Благодаря ли природному темпераменту или воспитанию под эгидой таких наставников, как Майверс, для которого новые идеи означали полное пренебрежение ко всему старому, или Уэлби, который принимал рутину настоящего как реалистическую и презирал всякие пророчества будущего как идеалистические, – характерной чертой ума Кенелма стало спокойное безразличие ко всему. В нем трудно было обнаружить те стимулы, которые обычно побуждают человека к действию: тщеславие или честолюбие, жажду похвал или жажду власти. Для женского очарования он до сих пор был неуязвим. Сам не испытав любви, он, однако, много читал о ней, и эта страсть казалась ему непонятным помрачением человеческого рассудка и бесславным отречением от невозмутимого спокойствия духа, необходимого мужчине.
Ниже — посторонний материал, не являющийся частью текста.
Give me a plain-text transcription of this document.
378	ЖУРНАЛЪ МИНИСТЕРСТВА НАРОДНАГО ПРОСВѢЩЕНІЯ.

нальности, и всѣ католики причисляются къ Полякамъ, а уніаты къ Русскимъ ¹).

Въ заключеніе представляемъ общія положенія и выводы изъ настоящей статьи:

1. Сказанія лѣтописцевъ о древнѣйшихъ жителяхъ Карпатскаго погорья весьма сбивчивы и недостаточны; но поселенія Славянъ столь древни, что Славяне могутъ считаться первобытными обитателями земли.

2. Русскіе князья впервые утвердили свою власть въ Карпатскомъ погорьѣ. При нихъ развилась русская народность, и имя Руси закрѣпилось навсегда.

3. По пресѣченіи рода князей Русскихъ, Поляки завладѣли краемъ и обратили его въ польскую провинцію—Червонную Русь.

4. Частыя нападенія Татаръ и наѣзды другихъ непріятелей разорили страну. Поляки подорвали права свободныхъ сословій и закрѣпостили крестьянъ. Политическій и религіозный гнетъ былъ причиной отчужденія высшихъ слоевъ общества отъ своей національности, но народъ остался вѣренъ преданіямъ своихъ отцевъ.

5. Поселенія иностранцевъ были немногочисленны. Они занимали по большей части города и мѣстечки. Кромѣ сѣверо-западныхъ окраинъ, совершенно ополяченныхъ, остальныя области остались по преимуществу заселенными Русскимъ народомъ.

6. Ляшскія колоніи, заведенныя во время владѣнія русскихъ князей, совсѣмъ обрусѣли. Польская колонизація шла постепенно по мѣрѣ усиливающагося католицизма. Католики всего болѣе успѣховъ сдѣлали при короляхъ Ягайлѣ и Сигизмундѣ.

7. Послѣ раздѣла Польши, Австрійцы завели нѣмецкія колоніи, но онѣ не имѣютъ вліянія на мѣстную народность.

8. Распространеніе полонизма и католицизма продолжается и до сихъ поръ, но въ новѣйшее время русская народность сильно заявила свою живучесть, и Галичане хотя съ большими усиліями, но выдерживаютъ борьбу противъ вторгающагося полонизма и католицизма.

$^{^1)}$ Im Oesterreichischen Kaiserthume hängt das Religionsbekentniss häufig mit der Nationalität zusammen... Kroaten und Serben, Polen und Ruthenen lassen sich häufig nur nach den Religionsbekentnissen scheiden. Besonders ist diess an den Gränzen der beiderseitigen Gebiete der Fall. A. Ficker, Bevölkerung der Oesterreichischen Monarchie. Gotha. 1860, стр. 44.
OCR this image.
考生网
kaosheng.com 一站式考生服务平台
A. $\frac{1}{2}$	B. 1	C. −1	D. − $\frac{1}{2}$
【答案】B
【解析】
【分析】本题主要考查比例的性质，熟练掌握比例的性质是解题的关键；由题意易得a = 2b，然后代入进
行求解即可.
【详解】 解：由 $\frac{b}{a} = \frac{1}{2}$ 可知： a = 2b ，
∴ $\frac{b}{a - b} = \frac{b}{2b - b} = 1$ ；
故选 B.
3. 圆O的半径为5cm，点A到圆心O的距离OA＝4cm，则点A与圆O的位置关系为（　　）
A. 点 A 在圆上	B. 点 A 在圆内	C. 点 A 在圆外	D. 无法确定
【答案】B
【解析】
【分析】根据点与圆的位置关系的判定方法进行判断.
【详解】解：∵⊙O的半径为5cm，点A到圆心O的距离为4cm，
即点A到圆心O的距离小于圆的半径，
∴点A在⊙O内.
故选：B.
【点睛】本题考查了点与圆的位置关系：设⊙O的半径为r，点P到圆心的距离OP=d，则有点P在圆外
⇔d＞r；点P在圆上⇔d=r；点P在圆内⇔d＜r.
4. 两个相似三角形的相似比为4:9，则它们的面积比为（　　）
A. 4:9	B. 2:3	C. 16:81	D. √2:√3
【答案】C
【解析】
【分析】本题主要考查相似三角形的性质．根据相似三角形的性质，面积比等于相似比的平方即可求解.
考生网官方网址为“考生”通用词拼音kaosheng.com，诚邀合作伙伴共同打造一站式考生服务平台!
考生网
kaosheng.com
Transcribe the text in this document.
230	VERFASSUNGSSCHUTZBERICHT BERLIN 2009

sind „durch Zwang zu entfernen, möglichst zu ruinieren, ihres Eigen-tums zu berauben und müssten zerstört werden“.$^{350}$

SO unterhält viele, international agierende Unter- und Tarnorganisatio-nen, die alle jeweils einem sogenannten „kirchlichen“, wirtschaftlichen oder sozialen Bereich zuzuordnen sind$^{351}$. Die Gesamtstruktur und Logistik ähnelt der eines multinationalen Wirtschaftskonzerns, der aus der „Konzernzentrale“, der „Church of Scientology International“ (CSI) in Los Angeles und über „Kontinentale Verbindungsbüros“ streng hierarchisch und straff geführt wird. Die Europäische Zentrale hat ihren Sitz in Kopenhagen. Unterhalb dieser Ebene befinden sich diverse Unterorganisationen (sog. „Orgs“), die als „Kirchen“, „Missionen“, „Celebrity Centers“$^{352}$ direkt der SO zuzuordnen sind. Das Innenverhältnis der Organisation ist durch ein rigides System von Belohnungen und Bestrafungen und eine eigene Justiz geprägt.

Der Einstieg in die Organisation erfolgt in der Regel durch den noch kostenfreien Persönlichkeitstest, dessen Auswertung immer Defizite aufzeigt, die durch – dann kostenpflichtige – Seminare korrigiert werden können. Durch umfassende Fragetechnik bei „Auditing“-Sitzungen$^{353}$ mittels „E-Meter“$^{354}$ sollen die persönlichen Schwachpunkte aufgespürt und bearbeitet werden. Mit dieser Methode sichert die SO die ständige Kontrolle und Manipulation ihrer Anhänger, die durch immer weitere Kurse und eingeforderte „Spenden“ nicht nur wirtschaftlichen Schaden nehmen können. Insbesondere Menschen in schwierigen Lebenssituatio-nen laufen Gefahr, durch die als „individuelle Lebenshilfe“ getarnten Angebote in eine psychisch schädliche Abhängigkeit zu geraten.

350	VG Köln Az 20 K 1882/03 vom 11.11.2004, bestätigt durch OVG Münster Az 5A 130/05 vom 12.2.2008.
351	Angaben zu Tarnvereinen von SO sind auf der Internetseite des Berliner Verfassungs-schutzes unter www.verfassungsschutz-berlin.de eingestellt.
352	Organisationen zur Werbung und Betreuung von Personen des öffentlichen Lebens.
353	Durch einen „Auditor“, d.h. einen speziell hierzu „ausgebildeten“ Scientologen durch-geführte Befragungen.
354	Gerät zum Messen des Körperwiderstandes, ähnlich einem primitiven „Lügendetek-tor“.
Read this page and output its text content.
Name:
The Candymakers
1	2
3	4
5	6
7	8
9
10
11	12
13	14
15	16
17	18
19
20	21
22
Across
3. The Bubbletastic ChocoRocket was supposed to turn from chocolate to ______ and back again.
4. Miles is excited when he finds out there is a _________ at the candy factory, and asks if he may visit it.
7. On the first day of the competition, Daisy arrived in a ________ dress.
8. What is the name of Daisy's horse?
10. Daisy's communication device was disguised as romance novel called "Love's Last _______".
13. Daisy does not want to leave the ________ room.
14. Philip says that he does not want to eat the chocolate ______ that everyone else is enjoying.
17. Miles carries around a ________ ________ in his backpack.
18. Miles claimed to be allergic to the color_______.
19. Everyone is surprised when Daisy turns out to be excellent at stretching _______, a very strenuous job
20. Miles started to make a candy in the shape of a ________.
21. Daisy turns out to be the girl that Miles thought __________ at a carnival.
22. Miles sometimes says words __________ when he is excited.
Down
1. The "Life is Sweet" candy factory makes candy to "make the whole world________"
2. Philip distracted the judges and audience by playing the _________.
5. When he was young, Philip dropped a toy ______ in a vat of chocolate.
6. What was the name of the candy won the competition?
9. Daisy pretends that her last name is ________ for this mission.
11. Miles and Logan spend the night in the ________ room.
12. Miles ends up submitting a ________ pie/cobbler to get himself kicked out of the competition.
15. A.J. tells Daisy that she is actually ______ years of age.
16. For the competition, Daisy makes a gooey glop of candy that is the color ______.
Одна красноречивая книга в пользу безбрачия под названием "Приближение к ангелам", написанная выдающимся оксфордским ученым Децимусом Роучем, произвела на юношеский ум Кенелма такое сильное впечатление, что, будь он католиком, то непременно сделался бы монахом. Если у него и была склонность, то только к отвлеченной истине, то есть к тому, что он считал истиной. А так как то, что представляется истиной одному, непременно кажется ложью другому, это пристрастие влекло за собой ряд неудобств и даже опасностей, как читатель убедится из следующей главы.
В то же время, чтобы вернее оценить последующее поведение Кенелма, умоляю тебя, о чистосердечный читатель – хотя какой же читатель бывает чистосердечен! – умоляю тебя вспомнить, что Кенелм был переполнен новыми идеями, которые при столкновении с глубоким и враждебным потоком старых идей образуют сильные волны, подобные морскому прибою.